Kontras dengan nasib kawan-kawan seangkatannya, karir militer Widodo berjalan lambat. Selama sebelas tahun (1945-1956), dia hanya menyandang pangkat kapten. Widodo baru menapaki jenjang perwira tinggi ketika diangkat sebagai instruktur Sekolah Staf dan Komando Angkatan Darat (SSKAD) pada 1957. Diantara salah satu murid Widodo di SSKAD tersebutlah nama Soeharto, bekas komandan batalionnya saat zaman perang melawan Belanda di Yogyakarta.
Soeharto dan Widodo bersua lagi di medan laga saat kampanye pembebasan Irian Barat. Soeharto yang memimpin Komando Mandala pada 1962, menunjuk Widodo sebagai kepala staf satuan pasukan terjun payung. Keduanya berpencar ketika Soeharto menjadi Panglima Kostrad. Sementara Widodo bertugas di Kodam Diponegoro sebagai anggota staf.
Widodo melakukan langkah cepat dan penuh inisiatif selama prahara 1965 di Jawa Tengah. Dia bertindak tegas terhadap PKI dalam situasi tak menentu saat Panglima Diponegoro melemah. “Sesudah itu karier Widodo menanjak pasti, jika tidak bisa disebut mengejutkan,” tulis David Jenkins dalam Soeharto dan Barisan Jenderal Orba: Rezim Militer Indonesia 1975-1983.
Baca juga: Jenderal Widodo menyalurkan anak buahnya jadi TKI di Arab Saudi
[pages]
Dipuji Sekaligus Dicaci
Semasa menjabat Panglima Komando Wilayah Pertahanan (Pangkowilhan) II, Widodo dipandang sebagai tokoh masa depan ABRI. Widodo terkenal dengan pemikiran dan terobosannya yang inovatif. Bahkan bagi beberapa kalangan, Widodo dianggap sebagai calon presiden berikutnya.
Pers sering kali mengutip imbauan Widodo kepada para anggota TNI-AD yang hendak pensiun agar jangan sampai dihinggapi gejala post-power syndrome; kondisi psiko-sosial orang yang kehilangan keseimbangan karena tiba-tiba jabatan yang dipegangnya hilang. “Istilah yang pertama kali diperkenalkan oleh Jenderal Widodo itu masih populer dipergunakan sampai sekarang,” tulis Atmadji Sumarkidjo dalam Jenderal M. Jusuf: Panglima para Prajurit.
Semakin terang citra Widodo semakin bertentangan pula haluannya dengan Soeharto. Ketika menjabat Kasad, Januari 1978, Widodo hendak menampilkan wajah baru ABRI yang lebih demokratis. Menyadari kedudukan pemerintah lewat ABRI begitu kuat, Widodo justru ingin mengurangi keterlibatan ABRI dalam program kekaryaan maupun dwifungsi. Dalam makalahnya, Widodo mengusulkan agar ABRI harus berdiri di atas semua golongan. Sebaliknya, Presiden Soeharto menginginkan ABRI hanya bernanung dalam Golongan Karya.

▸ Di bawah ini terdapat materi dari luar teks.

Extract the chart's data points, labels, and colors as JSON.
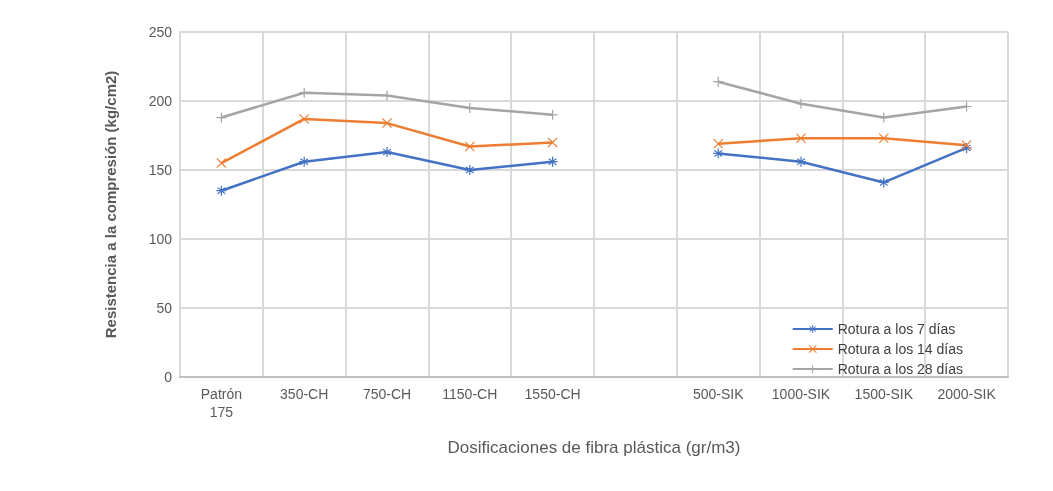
{
  "chart_data": {
    "type": "line",
    "xlabel": "Dosificaciones de fibra plástica (gr/m3)",
    "ylabel": "Resistencia a la compresión (kg/cm2)",
    "categories": [
      "Patrón\n175",
      "350-CH",
      "750-CH",
      "1150-CH",
      "1550-CH",
      null,
      "500-SIK",
      "1000-SIK",
      "1500-SIK",
      "2000-SIK"
    ],
    "series": [
      {
        "name": "Rotura a los 7 días",
        "color": "#4472c4",
        "marker": "star",
        "values": [
          135,
          156,
          163,
          150,
          156,
          null,
          162,
          156,
          141,
          166
        ]
      },
      {
        "name": "Rotura a los 14 días",
        "color": "#ed7d31",
        "marker": "cross",
        "values": [
          155,
          187,
          184,
          167,
          170,
          null,
          169,
          173,
          173,
          168
        ]
      },
      {
        "name": "Rotura a los 28 días",
        "color": "#a5a5a5",
        "marker": "plus",
        "values": [
          188,
          206,
          204,
          195,
          190,
          null,
          214,
          198,
          188,
          196
        ]
      }
    ],
    "ylim": [
      0,
      250
    ],
    "yticks": [
      0,
      50,
      100,
      150,
      200,
      250
    ],
    "grid": true,
    "legend": "bottom right"
  }
}
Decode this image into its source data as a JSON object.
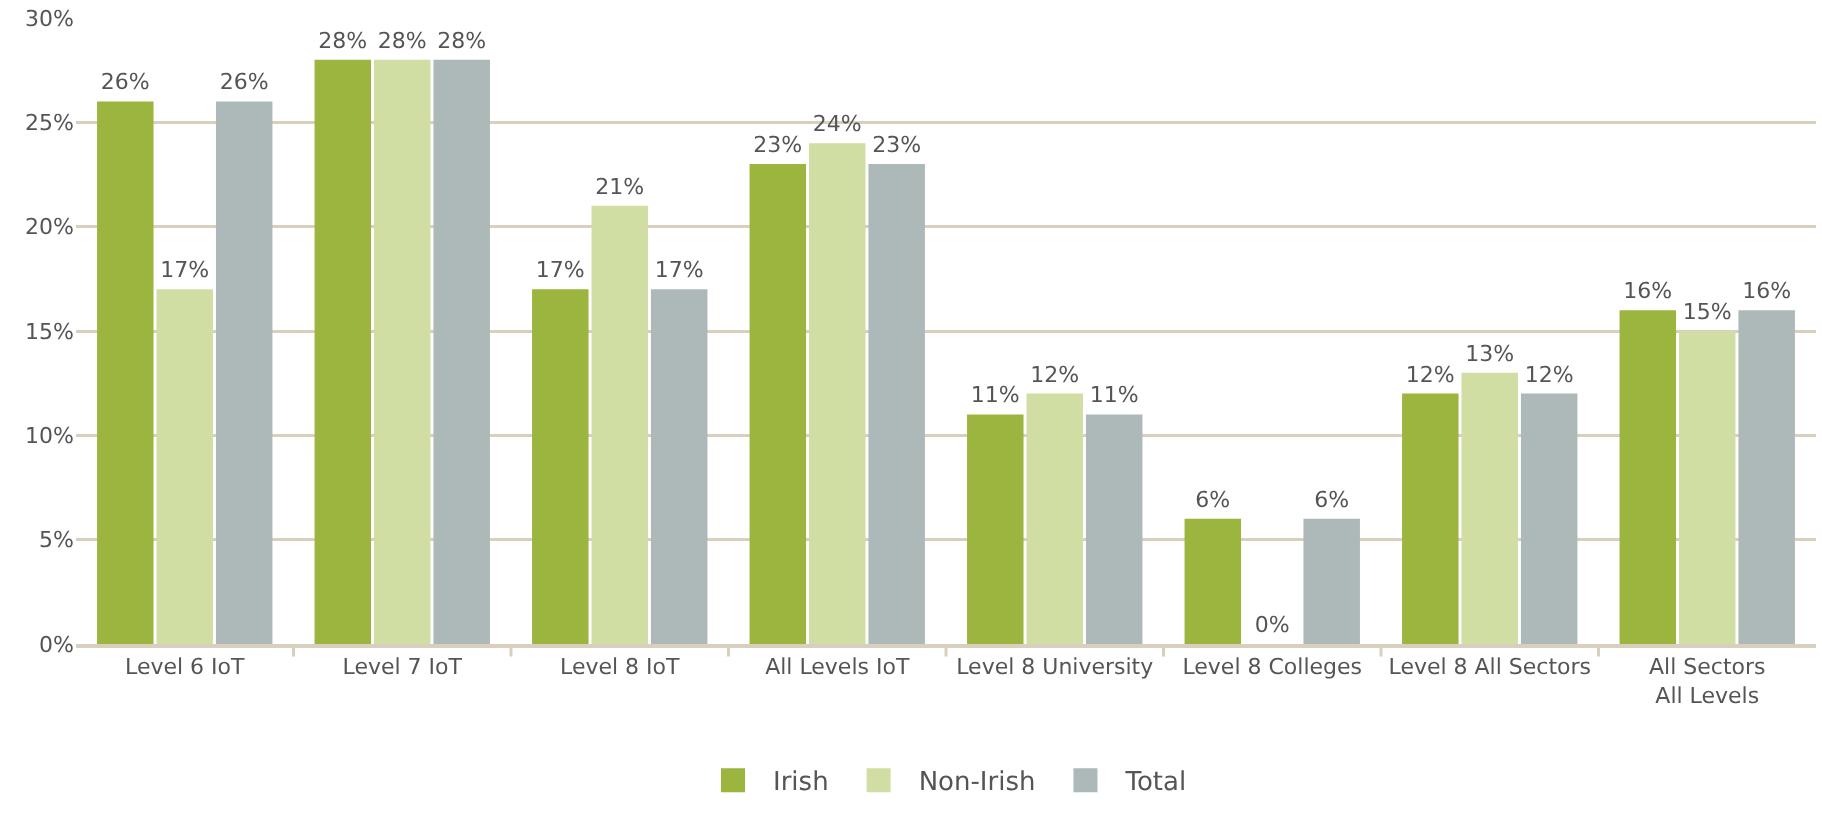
{
  "chart_data": {
    "type": "bar",
    "categories": [
      "Level 6 IoT",
      "Level 7 IoT",
      "Level 8 IoT",
      "All Levels IoT",
      "Level 8 University",
      "Level 8 Colleges",
      "Level 8 All Sectors",
      "All Sectors\nAll Levels"
    ],
    "series": [
      {
        "name": "Irish",
        "color": "#9bb53f",
        "values": [
          26,
          28,
          17,
          23,
          11,
          6,
          12,
          16
        ],
        "value_labels": [
          "26%",
          "28%",
          "17%",
          "23%",
          "11%",
          "6%",
          "12%",
          "16%"
        ]
      },
      {
        "name": "Non-Irish",
        "color": "#d1dea3",
        "values": [
          17,
          28,
          21,
          24,
          12,
          0,
          13,
          15
        ],
        "value_labels": [
          "17%",
          "28%",
          "21%",
          "24%",
          "12%",
          "0%",
          "13%",
          "15%"
        ]
      },
      {
        "name": "Total",
        "color": "#adb8b8",
        "values": [
          26,
          28,
          17,
          23,
          11,
          6,
          12,
          16
        ],
        "value_labels": [
          "26%",
          "28%",
          "17%",
          "23%",
          "11%",
          "6%",
          "12%",
          "16%"
        ]
      }
    ],
    "ylim": [
      0,
      30
    ],
    "yticks": [
      {
        "value": 0,
        "label": "0%"
      },
      {
        "value": 5,
        "label": "5%"
      },
      {
        "value": 10,
        "label": "10%"
      },
      {
        "value": 15,
        "label": "15%"
      },
      {
        "value": 20,
        "label": "20%"
      },
      {
        "value": 25,
        "label": "25%"
      },
      {
        "value": 30,
        "label": "30%"
      }
    ],
    "grid": "y",
    "legend": "bottom"
  }
}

David Jenkins mencatat, Widodo adalah sosok dengan banyak wajah. Otoriter, ambisius, dan memiliki pretensi intelektual. Motif-motif yang dilakukannya jauh lebih kompleks daripada yang nampak di permukaan. Pendekatan yang lebih puritan sebagai perwira bersih dalam mengabdi rakyat, tak hanya dianggap sebagai upaya untuk mengejar ambisinya. Lebih dari itu, ketertarikannya dipandang sebagai kritik tak langsung kepada Presiden Soeharto dan keluarganya.
Baca juga: David Jenkins mengungkap karier militer Soeharto pada masa pendudukan Jepang
“Sangat mungkin jika ia memandang dirinya sebagai seorang yang punya kesempatan menjadi presiden yang akan datang. Untuk itu, ia perlu mencari dukungan politik serta memberikan citra baru sebagai sosok terbuka dalam mengejar tujuan tersebut,” tulis Jenkins. “Hal tersebut serupa dengan yang dilakukan Jenderal Soemitro untuk memoles citra dirinya pada 1973.”
Dari serangkaian prakarsanya, yang berujung pada murka Soeharto adalah ketika Widodo memfasilitasi para jenderal pensiunan untuk bersuara dalam Forum Studi dan Komunikasi (Fosko TNI-AD). Widodo memainkan peran penting dalam melakukan koordinasi dan pengembangan pandangan dari kedua belah pihak yaitu para perwira aktif di Seskoad serta para pensiunan di Fosko. Forum ini kemudian menjadi ajang bagi lawan politik Soeharto menyampaikan kritik bertubi-tubi. Soeharto yang lama-lama jengah mendengar kritikan lantas membubarkan Fosko dan mempersulit kehidupan para jenderal didalamnya.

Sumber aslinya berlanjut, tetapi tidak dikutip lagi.